Today third quarter estimated federal taxes are due. When people have to pay their taxes themselves, that makes them more likely to consider the rate and its purpose.
Conservatives, of which I am generally one, have had an interesting approach to tax policy for a few decades now. During the Reagan Administration, Arthur Laffer introduced his famous curve. The basic premise is government tax revenue would be $0.00 if the tax rate were 0% and if it were 100%. Somewhere in the middle it reaches a high point. Then, the 0% point, peak, and 100% point form a curve of expected tax revenue based on the tax rate.
This was developed at a time when the top income tax rates were well north of 50%, presumably on the far side of the curve when it was nearing 100% and revenues would be heading to $0. The conclusion, then, was if tax rates were reduced, that would move the revenue point on the graph back which would move the amount of revenue up the curve. That is, with the government taking less money, people are free to spend or invest more, the economy grows accordingly, and as the economy grows, the government tax percentage grows with it—higher revenue with lower tax rates.
Where that high point is on the curve—that is, what tax rate produces the most revenue—has been the point of much debate over the years. Democrats agree that as the economy grows, revenue goes up. The disagreement is about the cause. This post is not an argument in that debate. The purpose of this post is to ask questions about each side's assumptions and conclusions.
Conservatives tend to perpetually believe that lower tax rates will produce higher revenue. Let's assume that's true. Why do conservatives, who want smaller government, push for something that would produce bigger government revenues?
Considering we've been running large deficits for some time now, and our national debt is substantial, there are good reasons to have surplus government revenue for a time—to fix these problems. President Andrew Jackson called the national debt a national curse. He was right: “the borrower is servant to the lender” (Proverbs 22:7).
Operative questions for us now:
1. Would raising tax rates raise government tax revenues?
2. If government tax revenues increased, would that be used to make government smaller or bigger?
When I was growing up, I remember a local businessman telling our family, “Never vote for a tax increase.” There were a few reasons for this: • Once taxes go up, they never come back down. • Government should be able to accomplish its purposes with the revenues it already has.
That approach has been formalized into a powerful political tool. Americans for Tax Reform sends a Taxpayer Protection Pledge to all candidates for public office. It is far-reaching. The organization considers the pledge valid in perpetuity for any time a person ever again stands for public office. It also has places for witnesses to the pledge to sign.
ATR enforces the pledge by publicly shaming anyone who breaks it. Enforcement is not uniform, but is based on whether or not a policy change is revenue-neutral or not. While this may sound like a mitigating circumstance, it is not a minor exception. Revenue-neutral may mask the net result of the change, but someone somewhere felt the impact of a tax increase even if ATR didn't consider that tax increase a violation of its pledge.

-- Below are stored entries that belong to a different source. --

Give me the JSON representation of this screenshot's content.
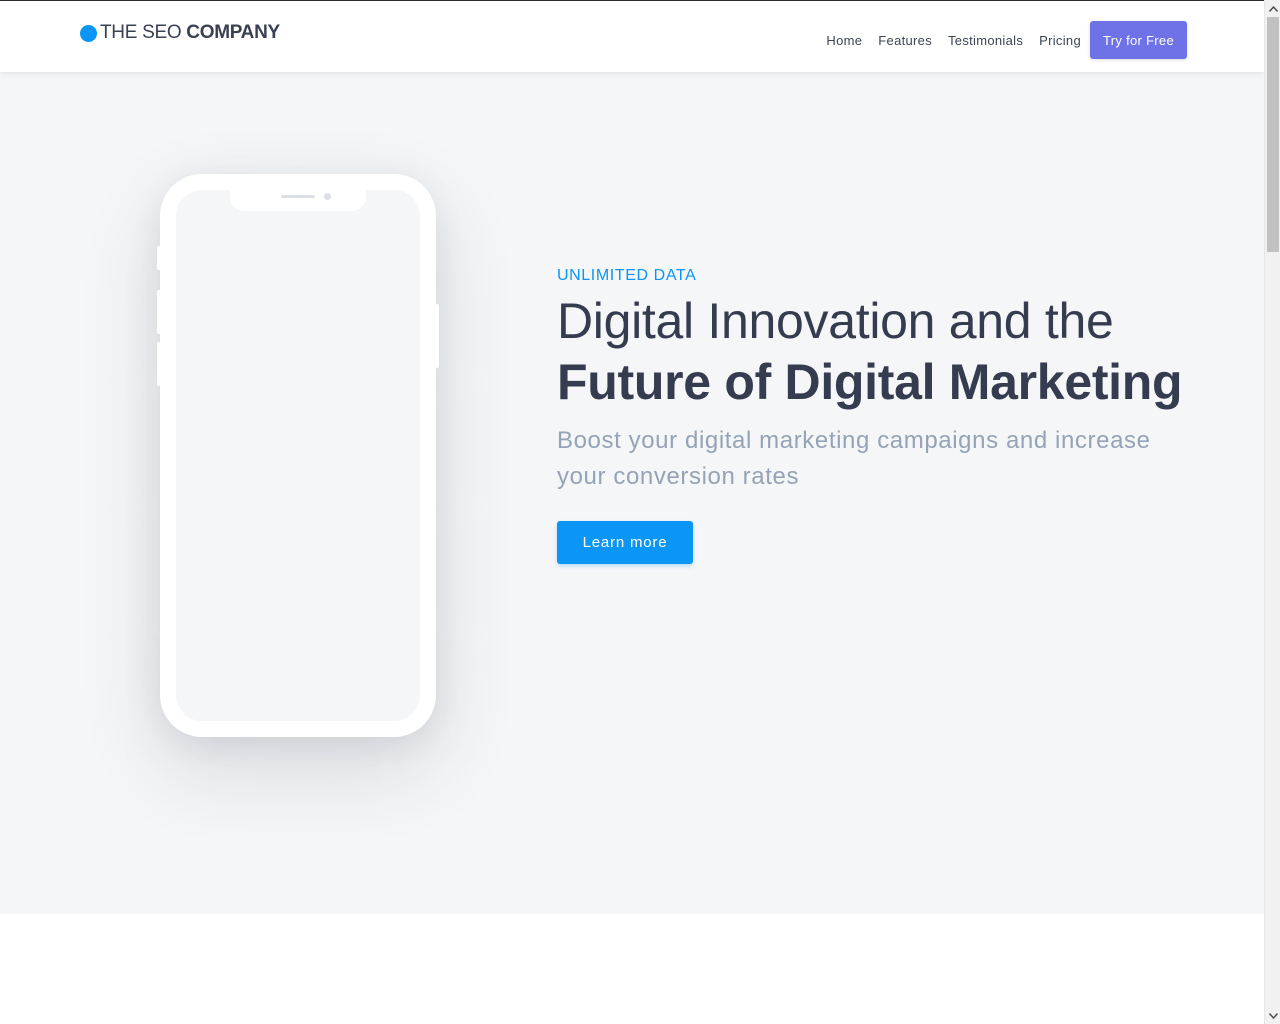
{
  "brand": {
    "name_regular": "THE SEO ",
    "name_bold": "COMPANY",
    "dot_color": "#0b95f4",
    "icon": "logo-dot-icon"
  },
  "nav": {
    "items": [
      {
        "label": "Home"
      },
      {
        "label": "Features"
      },
      {
        "label": "Testimonials"
      },
      {
        "label": "Pricing"
      }
    ],
    "cta_label": "Try for Free",
    "cta_color": "#6e72e6"
  },
  "hero": {
    "eyebrow": "UNLIMITED DATA",
    "headline_line1": "Digital Innovation and the",
    "headline_line2": "Future of Digital Marketing",
    "lead": "Boost your digital marketing campaigns and increase your conversion rates",
    "button_label": "Learn more",
    "accent_color": "#0b95f4",
    "background_color": "#f5f6f8",
    "illustration": "phone-mockup"
  },
  "scrollbar": {
    "up_icon": "chevron-up-icon",
    "down_icon": "chevron-down-icon"
  }
}
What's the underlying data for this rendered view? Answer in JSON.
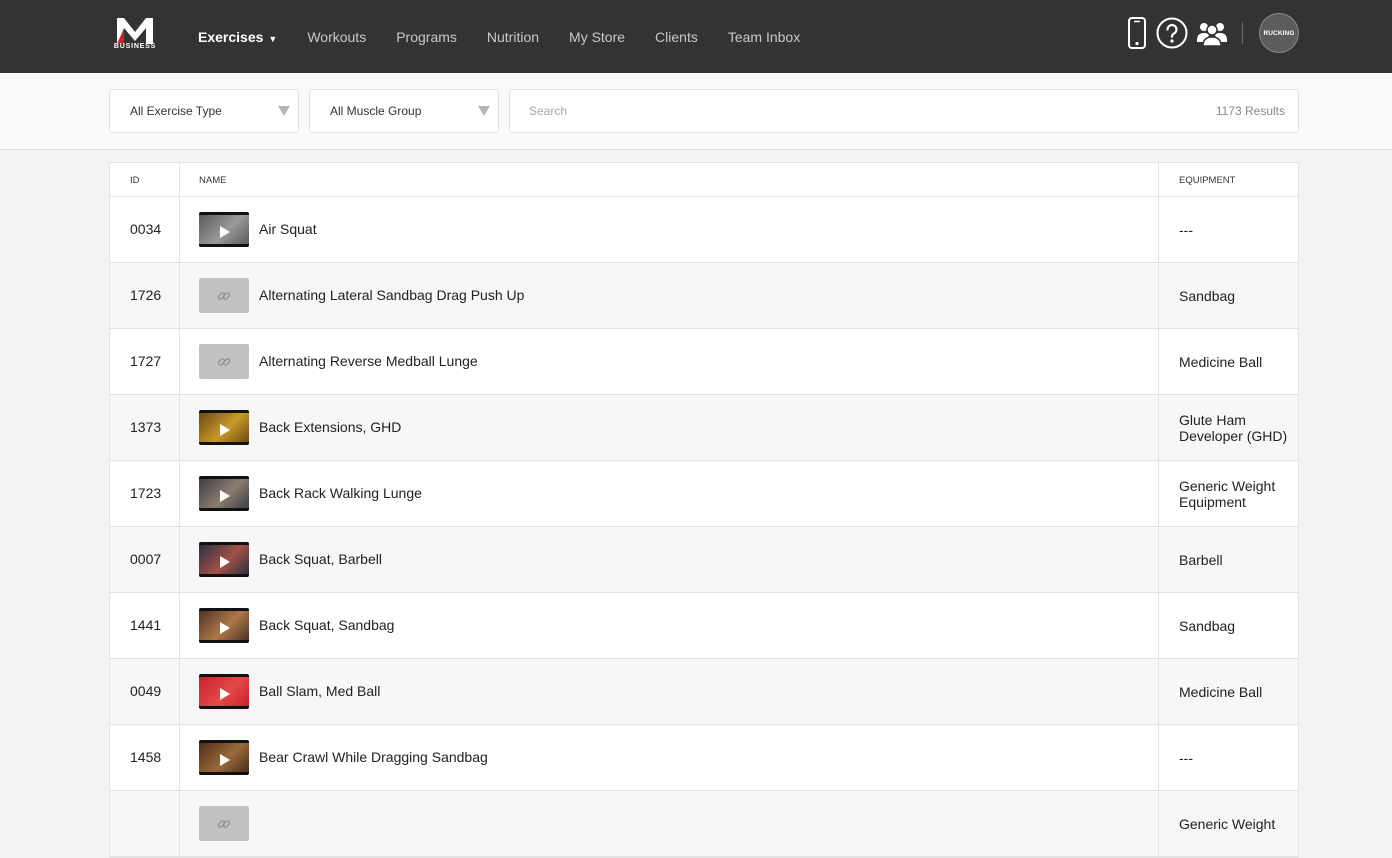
{
  "brand": {
    "logo_letter": "M",
    "logo_subtitle": "BUSINESS"
  },
  "nav": {
    "items": [
      {
        "label": "Exercises",
        "active": true,
        "caret": "▼"
      },
      {
        "label": "Workouts"
      },
      {
        "label": "Programs"
      },
      {
        "label": "Nutrition"
      },
      {
        "label": "My Store"
      },
      {
        "label": "Clients"
      },
      {
        "label": "Team Inbox"
      }
    ],
    "icons": [
      "phone-icon",
      "help-icon",
      "team-icon"
    ],
    "avatar_text": "RUCKING"
  },
  "filters": {
    "exercise_type": "All Exercise Type",
    "muscle_group": "All Muscle Group",
    "search_placeholder": "Search",
    "results": "1173 Results"
  },
  "table": {
    "headers": {
      "id": "ID",
      "name": "NAME",
      "equipment": "EQUIPMENT"
    },
    "rows": [
      {
        "id": "0034",
        "name": "Air Squat",
        "equipment": "---",
        "thumb": "video",
        "colors": [
          "#5a5a5a",
          "#9a9a9a"
        ]
      },
      {
        "id": "1726",
        "name": "Alternating Lateral Sandbag Drag Push Up",
        "equipment": "Sandbag",
        "thumb": "none"
      },
      {
        "id": "1727",
        "name": "Alternating Reverse Medball Lunge",
        "equipment": "Medicine Ball",
        "thumb": "none"
      },
      {
        "id": "1373",
        "name": "Back Extensions, GHD",
        "equipment": "Glute Ham Developer (GHD)",
        "thumb": "video",
        "colors": [
          "#6b4a10",
          "#c89a2a"
        ]
      },
      {
        "id": "1723",
        "name": "Back Rack Walking Lunge",
        "equipment": "Generic Weight Equipment",
        "thumb": "video",
        "colors": [
          "#3d3d44",
          "#8c7e6e"
        ]
      },
      {
        "id": "0007",
        "name": "Back Squat, Barbell",
        "equipment": "Barbell",
        "thumb": "video",
        "colors": [
          "#2a3242",
          "#a35046"
        ]
      },
      {
        "id": "1441",
        "name": "Back Squat, Sandbag",
        "equipment": "Sandbag",
        "thumb": "video",
        "colors": [
          "#4a3222",
          "#b0784a"
        ]
      },
      {
        "id": "0049",
        "name": "Ball Slam, Med Ball",
        "equipment": "Medicine Ball",
        "thumb": "video",
        "colors": [
          "#c8202a",
          "#e24a4a"
        ]
      },
      {
        "id": "1458",
        "name": "Bear Crawl While Dragging Sandbag",
        "equipment": "---",
        "thumb": "video",
        "colors": [
          "#4a2e18",
          "#9a6a3a"
        ]
      },
      {
        "id": "",
        "name": "",
        "equipment": "Generic Weight",
        "thumb": "none"
      }
    ]
  }
}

Even wealth redistribution policies, like the Affordable Care Act, could be considered revenue-neutral, and yet the net effect in taxes go up for the top third while they go down for the bottom two thirds. Repeal of the Affordable Care Act would be a net tax increase for the bottom two thirds of the population, yet no one who took the ATR pledge was being held to account for their (good) votes for repeal. (ACA's demands on insurance policies render health insurance tax credits irrelevant in the face of skyrocketing premium increases. Net tax-and-premium out-of-pocket expenses for citizens is higher than without it. The ATR pledge does not take insurance premium expenses into account for the tax pledge.)

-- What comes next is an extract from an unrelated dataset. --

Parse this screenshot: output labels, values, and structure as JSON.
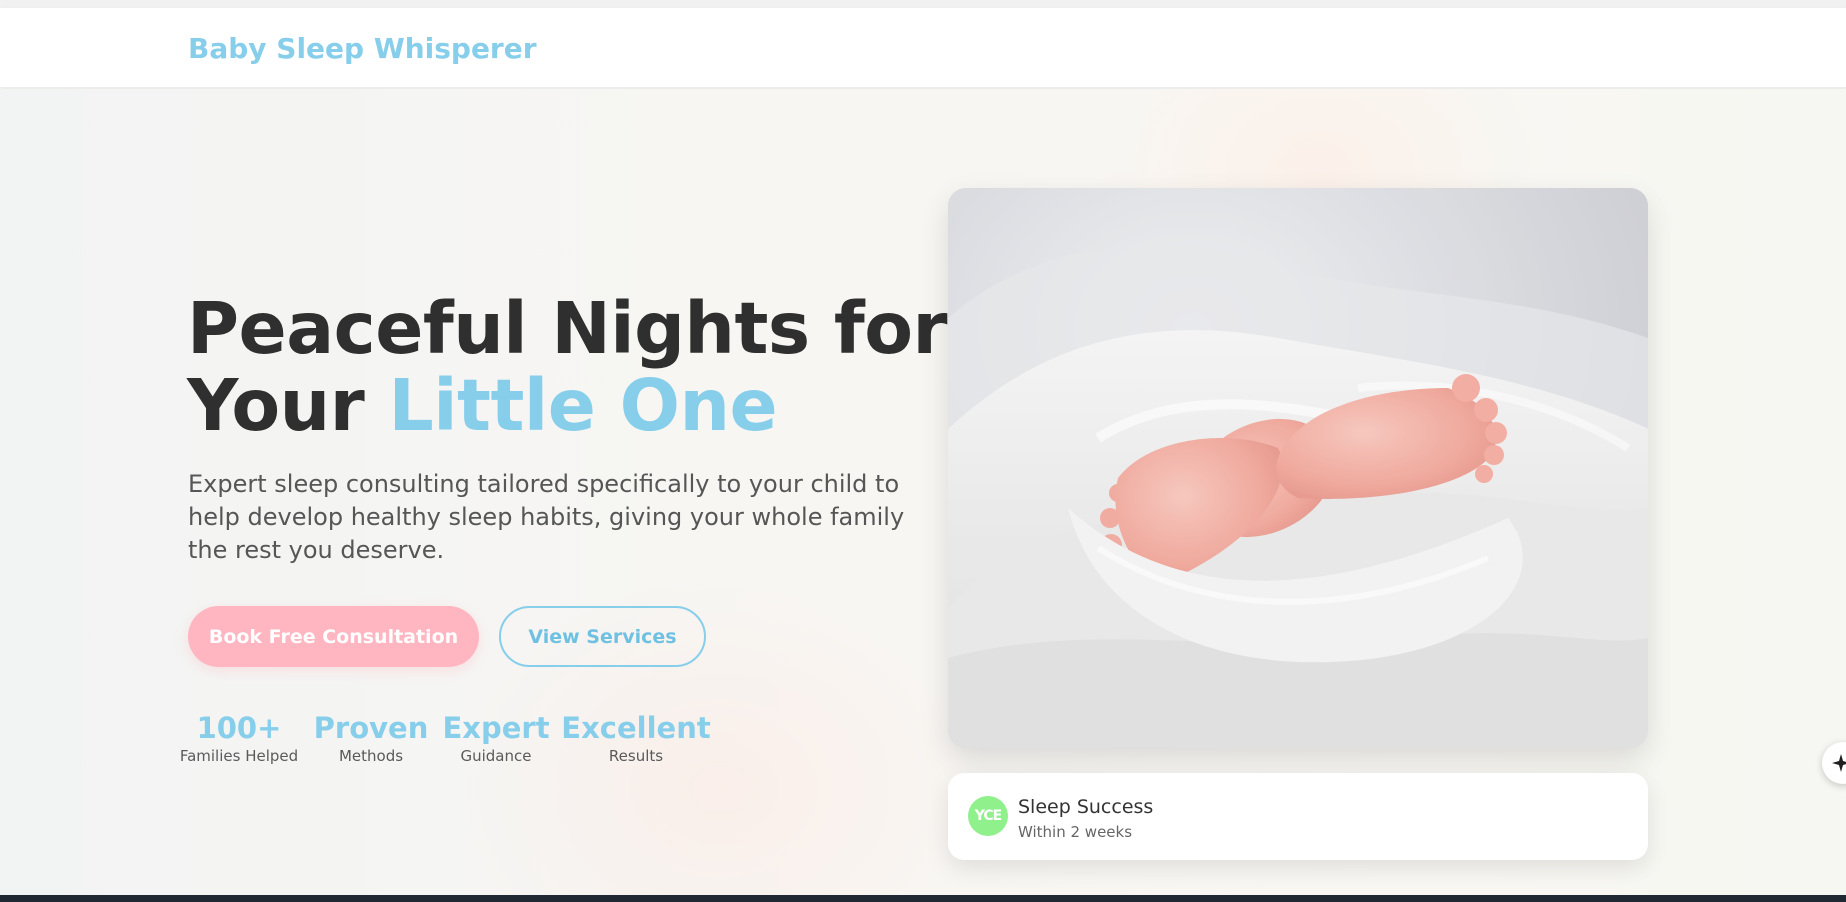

Conservatives correctly oppose wealth redistribution policies. They also need to take care that they do not directly, indirectly, or inadvertently oppose their repeal or take pledges that could block their repeal.
Sometimes activists in favor of smaller government support and promote the Taxpayer Protection Pledge for purposes of “starving the beast.” That is, politicians have been elected on promises of shrinking the size of government only to see those promises evaporate once they establish a voting record. Given the lack of success with an electoral strategy, some have turned to a fiscal strategy instead. The thinking goes, If we can't get politicians to stop spending, we'll take away their ability to spend by taking away their ability to raise revenue.
There are a couple problems with this. • For one, a lack of funds has not slowed down spending and spending increases. • Two, this strategy is entirely financial; it's not based on principle. Until the strategy is based on articulating principles of good government and basing the size (both activity and fiscal) on that, the fiscal strategy is limited in its effectiveness. Some may object saying voters don't make decisions based on principle. Maybe many don't, but some do, and they have a lot of influence over other voters. Our time demands leadership, not just popularity.
As we grapple with the consequences of bad governing, it's important not just to deal with the subsequent consequences or to reverse them, but to ensure that we return to good governing based on solid foundational fundamental principles.